Moad Snow was a head nurse in the mid-1960s when she was walking down the hallway with two doctors who asked her if she likes to travel. They told her the hospital was setting up a new kind of unit that was becoming common all over the country, and she could go to New York to learn all about it.
"It wasn't really new; we took care of very ill patients out on the floor," Moad Snow explained. "But what was beginning to happen was they were beginning to group these patients into one area, and they called them 'intensive care units.'"
The new type of care would require nurses to have special training in things like the monitoring of patients' heart rhythms.
Moad Snow was told when she came back to Nampa that Old Mercy's intensive care unit would be fully set up and ready to go; all she would need to do was train the nurses. It didn't quite turn out that way.
"I came back, and I'll never forget ... I went home and cried that day," Moad Snow said.
One of the nuns at the hospital took her downstairs and showed her where she would set up the intensive care unit. She had two small rooms, and to wheel a patient out to the elevator to the surgical department she had to physically move her nurse's station desk.
Thankfully, that set-up was not permanent. Three months later, in September 1968, the Mercy Medical Center opened.
Although Saint Alphonsus is preparing to replace that facility this summer when it opens a new medical center nearby, the hospital was modern for its time, Moad Snow said, especially the ICU.
When the ICU was still in its early years, Moad Snow traveled to Russia to observe intensive medical care.
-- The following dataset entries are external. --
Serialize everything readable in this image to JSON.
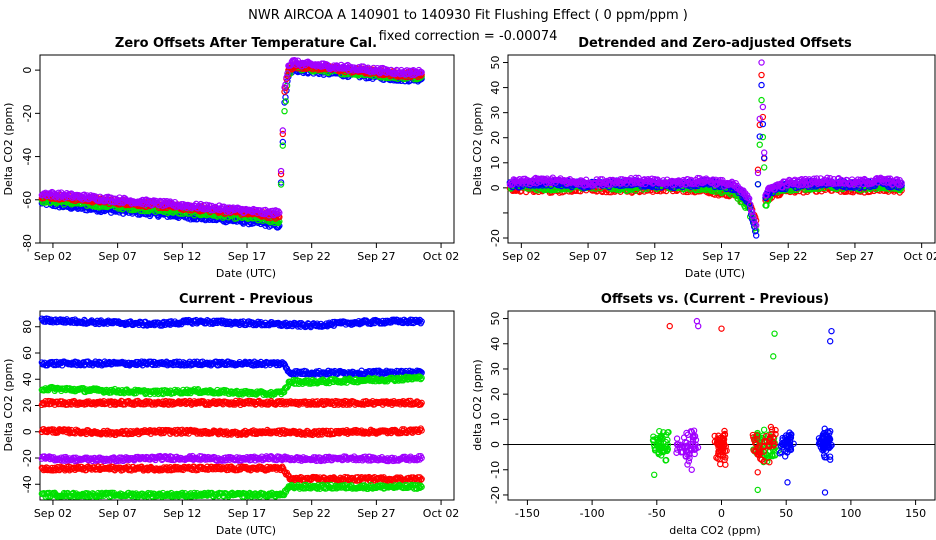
{
  "figure": {
    "title": "NWR   AIRCOA A   140901 to 140930   Fit Flushing Effect ( 0 ppm/ppm )",
    "subtitle": "fixed correction = -0.00074"
  },
  "colors": {
    "red": "#ff0000",
    "green": "#00e000",
    "blue": "#0000ff",
    "purple": "#a000ff",
    "black": "#000000"
  },
  "chart_data": [
    {
      "type": "scatter",
      "id": "p1",
      "title": "Zero Offsets After Temperature Cal.",
      "xlabel": "Date (UTC)",
      "ylabel": "Delta CO2 (ppm)",
      "xlim": [
        0,
        32
      ],
      "ylim": [
        -80,
        7
      ],
      "xticks": [
        1,
        6,
        11,
        16,
        21,
        26,
        31
      ],
      "xtick_labels": [
        "Sep 02",
        "Sep 07",
        "Sep 12",
        "Sep 17",
        "Sep 22",
        "Sep 27",
        "Oct 02"
      ],
      "yticks": [
        -80,
        -60,
        -40,
        -20,
        0
      ],
      "series": [
        {
          "name": "blue",
          "color": "blue",
          "x": [
            0,
            2,
            4,
            6,
            8,
            10,
            12,
            14,
            16,
            17.5,
            18.5,
            18.9,
            19.2,
            19.6,
            20,
            22,
            24,
            26,
            28,
            29.5
          ],
          "y": [
            -61,
            -63,
            -64,
            -65,
            -66,
            -67,
            -68,
            -69,
            -70,
            -71,
            -72,
            -15,
            -3,
            1,
            0,
            -1,
            -2,
            -3,
            -4,
            -4
          ]
        },
        {
          "name": "green",
          "color": "green",
          "x": [
            0,
            2,
            4,
            6,
            8,
            10,
            12,
            14,
            16,
            17.5,
            18.5,
            18.9,
            19.2,
            19.6,
            20,
            22,
            24,
            26,
            28,
            29.5
          ],
          "y": [
            -60,
            -61,
            -62,
            -63,
            -64,
            -65,
            -66,
            -67,
            -68,
            -69,
            -70,
            -19,
            -2,
            2,
            1,
            0,
            -1,
            -2,
            -3,
            -3
          ]
        },
        {
          "name": "red",
          "color": "red",
          "x": [
            0,
            2,
            4,
            6,
            8,
            10,
            12,
            14,
            16,
            17.5,
            18.5,
            18.9,
            19.2,
            19.6,
            20,
            22,
            24,
            26,
            28,
            29.5
          ],
          "y": [
            -58,
            -59,
            -60,
            -61,
            -62,
            -63,
            -64,
            -65,
            -66,
            -67,
            -68,
            -10,
            0,
            2,
            2,
            1,
            0,
            -1,
            -2,
            -2
          ]
        },
        {
          "name": "purple",
          "color": "purple",
          "x": [
            0,
            2,
            4,
            6,
            8,
            10,
            12,
            14,
            16,
            17.5,
            18.5,
            18.9,
            19.2,
            19.6,
            20,
            22,
            24,
            26,
            28,
            29.5
          ],
          "y": [
            -57,
            -58,
            -59,
            -60,
            -61,
            -62,
            -63,
            -64,
            -65,
            -66,
            -66,
            -8,
            2,
            4,
            3,
            2,
            1,
            0,
            -1,
            -1
          ]
        }
      ]
    },
    {
      "type": "scatter",
      "id": "p2",
      "title": "Detrended and Zero-adjusted Offsets",
      "xlabel": "Date (UTC)",
      "ylabel": "Delta CO2 (ppm)",
      "xlim": [
        0,
        32
      ],
      "ylim": [
        -22,
        53
      ],
      "xticks": [
        1,
        6,
        11,
        16,
        21,
        26,
        31
      ],
      "xtick_labels": [
        "Sep 02",
        "Sep 07",
        "Sep 12",
        "Sep 17",
        "Sep 22",
        "Sep 27",
        "Oct 02"
      ],
      "yticks": [
        -20,
        -10,
        0,
        10,
        20,
        30,
        40,
        50
      ],
      "ytick_labels": [
        "-20",
        "",
        "0",
        "10",
        "20",
        "30",
        "40",
        "50"
      ],
      "series": [
        {
          "name": "red",
          "color": "red",
          "x": [
            0,
            3,
            6,
            9,
            12,
            15,
            17,
            18,
            18.6,
            19,
            19.3,
            19.7,
            21,
            24,
            26,
            28,
            29.5
          ],
          "y": [
            0,
            -1,
            0,
            -1,
            0,
            -1,
            -3,
            -6,
            -13,
            45,
            -5,
            -3,
            -1,
            0,
            -1,
            0,
            -1
          ]
        },
        {
          "name": "green",
          "color": "green",
          "x": [
            0,
            3,
            6,
            9,
            12,
            15,
            17,
            18,
            18.6,
            19,
            19.3,
            19.7,
            21,
            24,
            26,
            28,
            29.5
          ],
          "y": [
            1,
            0,
            1,
            0,
            1,
            0,
            -2,
            -8,
            -17,
            35,
            -7,
            -2,
            0,
            1,
            0,
            1,
            0
          ]
        },
        {
          "name": "blue",
          "color": "blue",
          "x": [
            0,
            3,
            6,
            9,
            12,
            15,
            17,
            18,
            18.6,
            19,
            19.3,
            19.7,
            21,
            24,
            26,
            28,
            29.5
          ],
          "y": [
            1,
            2,
            1,
            2,
            1,
            2,
            0,
            -5,
            -19,
            41,
            -4,
            -1,
            1,
            2,
            1,
            2,
            1
          ]
        },
        {
          "name": "purple",
          "color": "purple",
          "x": [
            0,
            3,
            6,
            9,
            12,
            15,
            17,
            18,
            18.6,
            19,
            19.3,
            19.7,
            21,
            24,
            26,
            28,
            29.5
          ],
          "y": [
            2,
            3,
            2,
            3,
            2,
            3,
            1,
            -4,
            -15,
            50,
            -3,
            0,
            2,
            3,
            2,
            3,
            2
          ]
        }
      ]
    },
    {
      "type": "scatter",
      "id": "p3",
      "title": "Current - Previous",
      "xlabel": "Date (UTC)",
      "ylabel": "Delta CO2 (ppm)",
      "xlim": [
        0,
        32
      ],
      "ylim": [
        -52,
        92
      ],
      "xticks": [
        1,
        6,
        11,
        16,
        21,
        26,
        31
      ],
      "xtick_labels": [
        "Sep 02",
        "Sep 07",
        "Sep 12",
        "Sep 17",
        "Sep 22",
        "Sep 27",
        "Oct 02"
      ],
      "yticks": [
        -40,
        -20,
        0,
        20,
        40,
        60,
        80
      ],
      "series": [
        {
          "name": "blue-high",
          "color": "blue",
          "x": [
            0,
            3,
            6,
            9,
            12,
            15,
            18,
            21,
            24,
            27,
            29.5
          ],
          "y": [
            85,
            84,
            83,
            82,
            84,
            83,
            82,
            81,
            83,
            84,
            84
          ]
        },
        {
          "name": "blue-low",
          "color": "blue",
          "x": [
            0,
            3,
            6,
            9,
            12,
            15,
            18,
            18.8,
            19.3,
            21,
            24,
            27,
            29.5
          ],
          "y": [
            52,
            52,
            52,
            52,
            52,
            52,
            52,
            52,
            45,
            45,
            45,
            45,
            45
          ]
        },
        {
          "name": "green-high",
          "color": "green",
          "x": [
            0,
            3,
            6,
            9,
            12,
            15,
            18,
            18.8,
            19.3,
            21,
            24,
            27,
            29.5
          ],
          "y": [
            33,
            32,
            31,
            30,
            31,
            30,
            29,
            30,
            38,
            38,
            39,
            40,
            41
          ]
        },
        {
          "name": "red-high",
          "color": "red",
          "x": [
            0,
            3,
            6,
            9,
            12,
            15,
            18,
            18.8,
            19.3,
            21,
            24,
            27,
            29.5
          ],
          "y": [
            22,
            22,
            22,
            22,
            22,
            22,
            22,
            22,
            22,
            22,
            22,
            22,
            22
          ]
        },
        {
          "name": "red-mid",
          "color": "red",
          "x": [
            0,
            3,
            6,
            9,
            12,
            15,
            18,
            21,
            24,
            27,
            29.5
          ],
          "y": [
            1,
            0,
            -1,
            0,
            0,
            -1,
            0,
            -1,
            0,
            0,
            1
          ]
        },
        {
          "name": "purple",
          "color": "purple",
          "x": [
            0,
            3,
            6,
            9,
            12,
            15,
            18,
            21,
            24,
            27,
            29.5
          ],
          "y": [
            -20,
            -21,
            -21,
            -20,
            -20,
            -21,
            -20,
            -21,
            -20,
            -21,
            -20
          ]
        },
        {
          "name": "red-low",
          "color": "red",
          "x": [
            0,
            3,
            6,
            9,
            12,
            15,
            18,
            18.8,
            19.3,
            21,
            24,
            27,
            29.5
          ],
          "y": [
            -28,
            -28,
            -28,
            -28,
            -28,
            -28,
            -28,
            -28,
            -36,
            -36,
            -36,
            -36,
            -36
          ]
        },
        {
          "name": "green-low",
          "color": "green",
          "x": [
            0,
            3,
            6,
            9,
            12,
            15,
            18,
            18.8,
            19.3,
            21,
            24,
            27,
            29.5
          ],
          "y": [
            -48,
            -48,
            -48,
            -48,
            -48,
            -48,
            -48,
            -48,
            -42,
            -42,
            -42,
            -42,
            -42
          ]
        }
      ]
    },
    {
      "type": "scatter",
      "id": "p4",
      "title": "Offsets vs. (Current - Previous)",
      "xlabel": "delta CO2 (ppm)",
      "ylabel": "delta CO2 (ppm)",
      "xlim": [
        -165,
        165
      ],
      "ylim": [
        -22,
        53
      ],
      "xticks": [
        -150,
        -100,
        -50,
        0,
        50,
        100,
        150
      ],
      "xtick_labels": [
        "-150",
        "-100",
        "-50",
        "0",
        "50",
        "100",
        "150"
      ],
      "yticks": [
        -20,
        -10,
        0,
        10,
        20,
        30,
        40,
        50
      ],
      "ytick_labels": [
        "-20",
        "-10",
        "0",
        "10",
        "20",
        "30",
        "40",
        "50"
      ],
      "hline": 0,
      "series": [
        {
          "name": "green",
          "color": "green",
          "x": [
            -50,
            -49,
            -48,
            -45,
            -43,
            -52,
            27,
            30,
            32,
            35,
            38,
            40,
            41,
            42,
            28
          ],
          "y": [
            0,
            2,
            -1,
            -3,
            1,
            -12,
            0,
            2,
            -1,
            -4,
            3,
            35,
            44,
            -1,
            -18
          ]
        },
        {
          "name": "purple",
          "color": "purple",
          "x": [
            -32,
            -28,
            -25,
            -22,
            -20,
            -19,
            -18,
            -23
          ],
          "y": [
            -1,
            1,
            -4,
            2,
            0,
            49,
            47,
            -10
          ]
        },
        {
          "name": "red",
          "color": "red",
          "x": [
            -3,
            -1,
            0,
            1,
            2,
            3,
            0,
            27,
            30,
            28,
            35,
            37,
            40,
            -40
          ],
          "y": [
            0,
            -2,
            1,
            -4,
            2,
            -8,
            46,
            0,
            -3,
            -11,
            1,
            -7,
            3,
            47
          ]
        },
        {
          "name": "blue",
          "color": "blue",
          "x": [
            48,
            51,
            52,
            53,
            78,
            79,
            80,
            81,
            82,
            83,
            84,
            85,
            51,
            80,
            84
          ],
          "y": [
            0,
            2,
            -1,
            1,
            0,
            -2,
            1,
            3,
            -1,
            2,
            -6,
            45,
            -15,
            -19,
            41
          ]
        }
      ]
    }
  ]
}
She noticed they had a different policy than she was used to: Family members were allowed to stay nearby with the patient, as opposed to being kept at a distance. It broke all the rules Moad Snow learned, but it made such a difference in the patients' treatment and recovery.
When she got back to Idaho, Moad Snow tore up her rule book and let families visit patients in the ICU.
"It just made everything so much better," she added.
Moad Snow's career saw the application of new medical procedures.
She remembers the first time she watched a pacemaker get inserted. She thought the patient was going to die.
"And then when we got it connected and we saw that blip, and the patient's heart beating on the regular — it's pretty thrilling," Moad Snow said. "And I just couldn't get over how we could do things like that."
With all the changes, what hasn't changed about quality nursing is caring for patients, Moad Snow said.
"I still think there's a lot of care there. If you're a nurse, a good nurse, and you care about patients — I think they still have that," she said.